The results of that audit released in 2011 constituted a damning indictment of the decision to set up RPPs to deal with the then severe energy crisis on several counts including: (i) an excess of 600MW with the envisaged number of RPPs and the recommendation was that only 8 be commissioned which would raise tariffs by 24 percent in addition to the 30 percent increase pledged by the government with multilaterals; (ii) the contracts were signed in haste and amended to benefit the RPPs rather than the consumers; (iii) a contractor who did not deliver as per agreement would still be eligible for capacity payments; (iv) sponsors committed to project efficiency of 32 to 35 percent while the government pledged 95 percent capacity payments; and (v) existing logistic infrastructure did not match the transportation requirement of additional fuel needed for the RPPs.
Thus in essence the objective behind the third-party is a good one, however, there are two lessons learned from the third-party audit carried out by ADB.
The auditor selected must be (i) neutral so that an unbiased assessment that is in the interest of the taxpayers can be carried out; and (ii) must have the technical expertise/capacity to undertake an audit in a particular sector.
In this context it is relevant to note that while an audit brings to mind the financials of a project yet if ADB did not have power sector experts within its ranks its audit report would not have been as comprehensive.
What is a source of growing concern is the annual shrinkage of the budgeted public sector development programmes (PSDP) with analysts maintaining that this expenditure item is routinely overstated to claim the administration’s commitment to development to its voting base while it is then slashed to show to the multilaterals that the government is committed to achieving a sustainable deficit in any given year, particularly when the country is on an International Monetary Fund (IMF) programme.
Given that the country is at present seeking IMF Board’s approval of the 24th IMF programme, considered critical to averting the threat of default, approval that has been deferred, one may assume that it may partly be due to the failure of the government to secure the funding from bilaterals that it had pledged and partly due to PML-N supremo’s announcement a few days ago that 14 rupees per unit subsidy would be extended to all consumers using up to 500 units of electricity per month for two months in Punjab, at a cost of 45 billion rupees to the provincial treasury.
This subsidy will reduce the budgeted 797 billion rupees annual development programme (ADP) by 45 billion rupees –a prime mover of growth in the province with obvious positive repercussions on output and employment opportunities.
While Punjab was under a caretaker setup last fiscal year and comparison therefore not quite appropriate yet it is relevant to note that Punjab’s revised ADP was 641 billion rupees last fiscal year with the rise this year of 797 billion rupees – a 24 percent rise as opposed to 31 percent rise if the budgeted amounts were taken into consideration.

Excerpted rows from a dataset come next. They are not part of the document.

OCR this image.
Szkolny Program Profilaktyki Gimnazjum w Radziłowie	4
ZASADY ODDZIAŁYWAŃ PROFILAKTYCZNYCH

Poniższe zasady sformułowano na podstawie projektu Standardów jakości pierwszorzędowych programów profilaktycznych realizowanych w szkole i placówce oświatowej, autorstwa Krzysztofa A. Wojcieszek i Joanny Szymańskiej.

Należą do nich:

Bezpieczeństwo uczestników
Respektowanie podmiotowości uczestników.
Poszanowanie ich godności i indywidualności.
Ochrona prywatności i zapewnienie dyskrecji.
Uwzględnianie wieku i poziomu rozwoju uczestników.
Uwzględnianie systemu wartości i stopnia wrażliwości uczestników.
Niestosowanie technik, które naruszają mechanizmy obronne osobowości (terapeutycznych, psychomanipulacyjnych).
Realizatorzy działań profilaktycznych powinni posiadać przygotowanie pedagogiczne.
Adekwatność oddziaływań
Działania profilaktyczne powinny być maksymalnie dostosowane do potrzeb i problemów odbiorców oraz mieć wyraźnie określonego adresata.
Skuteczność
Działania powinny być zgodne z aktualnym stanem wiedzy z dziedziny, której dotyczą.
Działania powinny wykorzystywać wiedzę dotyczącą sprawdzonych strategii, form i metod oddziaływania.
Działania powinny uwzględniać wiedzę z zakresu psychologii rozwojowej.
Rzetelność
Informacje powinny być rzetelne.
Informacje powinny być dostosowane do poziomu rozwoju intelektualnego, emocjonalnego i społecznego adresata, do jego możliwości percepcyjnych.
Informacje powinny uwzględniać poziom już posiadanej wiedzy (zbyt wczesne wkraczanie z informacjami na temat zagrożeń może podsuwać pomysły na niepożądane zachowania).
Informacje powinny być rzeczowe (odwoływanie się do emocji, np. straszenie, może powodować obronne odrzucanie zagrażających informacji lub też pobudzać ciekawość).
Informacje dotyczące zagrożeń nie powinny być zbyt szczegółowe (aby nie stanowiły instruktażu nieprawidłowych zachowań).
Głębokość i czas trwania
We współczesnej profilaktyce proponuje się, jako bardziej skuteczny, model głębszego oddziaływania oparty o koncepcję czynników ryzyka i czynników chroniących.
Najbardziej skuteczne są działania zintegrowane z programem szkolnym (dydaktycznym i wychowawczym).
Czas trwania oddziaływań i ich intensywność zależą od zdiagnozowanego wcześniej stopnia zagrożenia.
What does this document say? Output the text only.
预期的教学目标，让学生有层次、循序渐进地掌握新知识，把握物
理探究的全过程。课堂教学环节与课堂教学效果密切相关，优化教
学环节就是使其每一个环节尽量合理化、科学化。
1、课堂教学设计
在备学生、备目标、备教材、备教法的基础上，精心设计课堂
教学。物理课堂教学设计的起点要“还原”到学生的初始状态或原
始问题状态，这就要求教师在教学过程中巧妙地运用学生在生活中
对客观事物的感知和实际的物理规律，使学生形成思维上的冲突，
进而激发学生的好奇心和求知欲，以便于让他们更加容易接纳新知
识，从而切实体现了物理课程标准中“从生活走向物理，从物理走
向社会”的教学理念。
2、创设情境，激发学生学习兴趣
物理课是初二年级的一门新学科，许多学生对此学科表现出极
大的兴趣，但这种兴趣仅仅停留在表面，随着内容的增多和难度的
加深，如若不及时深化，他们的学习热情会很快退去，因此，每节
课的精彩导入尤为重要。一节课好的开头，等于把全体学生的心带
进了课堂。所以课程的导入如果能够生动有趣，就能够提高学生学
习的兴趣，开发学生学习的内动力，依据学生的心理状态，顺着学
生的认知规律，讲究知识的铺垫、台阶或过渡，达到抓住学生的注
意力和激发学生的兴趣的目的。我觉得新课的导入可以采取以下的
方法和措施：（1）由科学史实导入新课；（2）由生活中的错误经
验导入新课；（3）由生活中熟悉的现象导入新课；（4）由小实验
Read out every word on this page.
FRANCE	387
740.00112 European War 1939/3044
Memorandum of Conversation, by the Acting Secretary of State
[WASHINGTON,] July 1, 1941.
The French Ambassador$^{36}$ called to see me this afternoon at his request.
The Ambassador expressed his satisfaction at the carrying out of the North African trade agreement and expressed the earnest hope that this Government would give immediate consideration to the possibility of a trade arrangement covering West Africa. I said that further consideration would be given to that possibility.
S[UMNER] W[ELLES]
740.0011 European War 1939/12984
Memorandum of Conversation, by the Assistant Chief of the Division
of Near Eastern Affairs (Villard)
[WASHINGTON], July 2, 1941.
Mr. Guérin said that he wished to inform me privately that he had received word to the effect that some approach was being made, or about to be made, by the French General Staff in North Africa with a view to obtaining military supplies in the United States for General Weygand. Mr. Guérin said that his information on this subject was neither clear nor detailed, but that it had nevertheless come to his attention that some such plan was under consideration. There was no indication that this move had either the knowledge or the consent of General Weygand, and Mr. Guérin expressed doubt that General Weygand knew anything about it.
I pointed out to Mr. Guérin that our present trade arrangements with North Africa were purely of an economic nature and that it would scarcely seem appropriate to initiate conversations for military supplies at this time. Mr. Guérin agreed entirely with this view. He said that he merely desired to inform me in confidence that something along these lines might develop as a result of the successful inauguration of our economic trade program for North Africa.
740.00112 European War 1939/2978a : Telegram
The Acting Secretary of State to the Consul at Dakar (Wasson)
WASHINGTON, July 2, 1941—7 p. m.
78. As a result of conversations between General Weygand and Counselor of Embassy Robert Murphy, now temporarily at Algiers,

The Punjab government has yet to clarify which component of the ADP would be slashed and one can only hope that the 33 percent earmarked for social infrastructure or indeed the 29 percent earmarked for physical infrastructure are not axed.
It is important to note that this largesse is at a cost to the provincial treasury and it may impact on the conditions agreed in the staff-level agreement on the yet to be approved programme loan on 15 July 2024, which may entail higher taxes to meet the shortfall as neither the federal nor the provincial governments have made any attempt to slash their current non-development expenditures.